Вы спрашиваите, что такое деревня? Вот ответ Десятилетнего Мальчика:
- Это умывание росой, вкусная колодезная вода, сочное яблоко с дерева…
А вот ответ Сорокалетнего Взрослого:
- Это стадо злых гусей, пауки, ужи, лягушки, которых я боялся с детства…
Десятилетний Мальчик удивляется:
- Но как же без деревни? Аисты на крышах, жеребёнок в поле, рыба в реке…
Сорокалетний Взрослый возражает:
- Но это и жгучая крапива, заброшенное болото и чёрные коровы, которых я боялся с детства…
Десятилетний Мальчик смеётся:
- Парное молоко, весёлые куры, катание на козе. И совсем не страшно…
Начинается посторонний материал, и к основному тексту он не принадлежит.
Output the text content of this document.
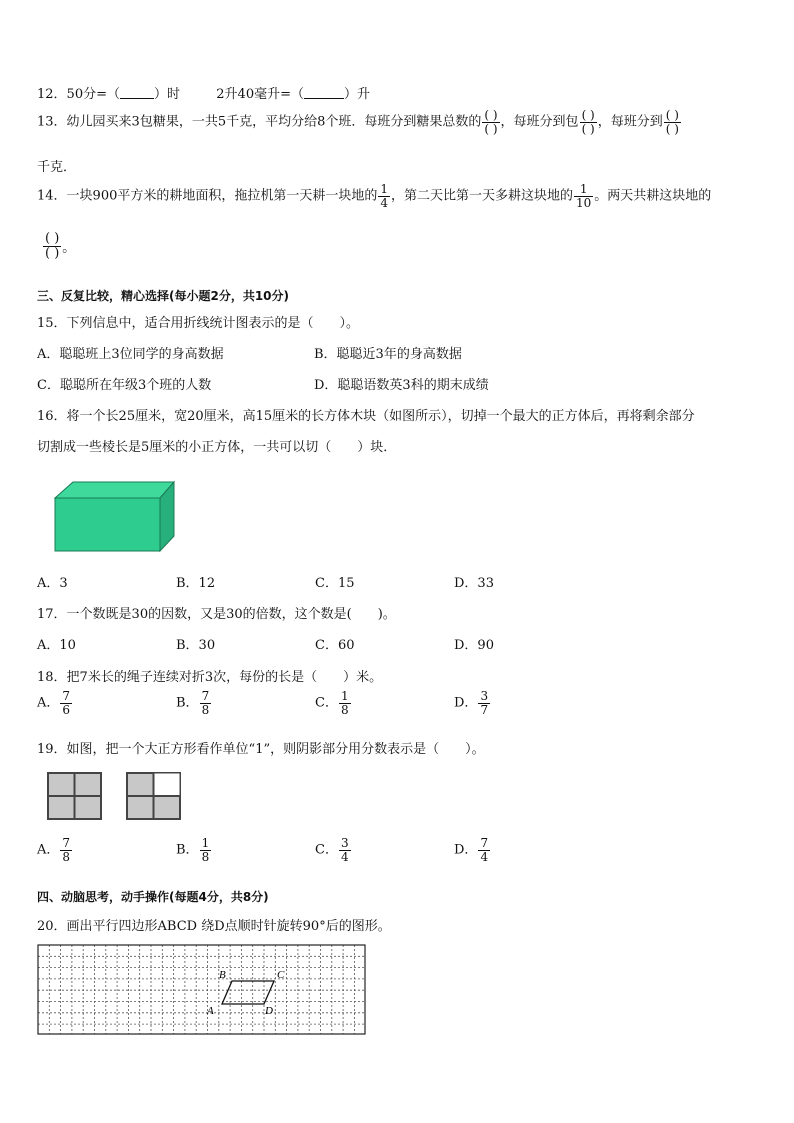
12．50分=（	）时	2升40毫升=（	）升
13．幼儿园买来3包糖果，一共5千克，平均分给8个班．每班分到糖果总数的 $\frac{( )}{( )}$ ，每班分到包 $\frac{( )}{( )}$ ，每班分到 $\frac{( )}{( )}$
千克．
14．一块900平方米的耕地面积，拖拉机第一天耕一块地的 $\frac{1}{4}$ ，第二天比第一天多耕这块地的 $\frac{1}{10}$ 。两天共耕这块地的
$\frac{( )}{( )}$ 。
三、反复比较，精心选择(每小题2分，共10分)
15．下列信息中，适合用折线统计图表示的是（　　）。
A．聪聪班上3位同学的身高数据	B．聪聪近3年的身高数据
C．聪聪所在年级3个班的人数	D．聪聪语数英3科的期末成绩
16．将一个长25厘米，宽20厘米，高15厘米的长方体木块（如图所示），切掉一个最大的正方体后，再将剩余部分
切割成一些棱长是5厘米的小正方体，一共可以切（　　）块．
A．3	B．12	C．15	D．33
17．一个数既是30的因数，又是30的倍数，这个数是(　　)。
A．10	B．30	C．60	D．90
18．把7米长的绳子连续对折3次，每份的长是（　　）米。
A． $\frac{7}{6}$	B． $\frac{7}{8}$	C． $\frac{1}{8}$	D． $\frac{3}{7}$
19．如图，把一个大正方形看作单位“1”，则阴影部分用分数表示是（　　）。
A． $\frac{7}{8}$	B． $\frac{1}{8}$	C． $\frac{3}{4}$	D． $\frac{7}{4}$
四、动脑思考，动手操作(每题4分，共8分)
20．画出平行四边形ABCD 绕D点顺时针旋转90°后的图形。
A
B	C
D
Сорокалетний Взрослый заметно злится:
- Ну, да! Безупречное голубое небо, изумрудные луга и рощи. Дети целуют поросят и обнимают счастливых кур, а коровы модельного вида, словно позировавшие для рекламы альпийского сыра, задумчиво жуют сочную траву…
Десятилетний Мальчик улыбнулся:
- Как славно! Наконец-то понял…
Сорокалетний Взрослый тяжело вздохнул:
- А ещё в деревне чёрная собака с пеной у рта, которую я боялся с детства…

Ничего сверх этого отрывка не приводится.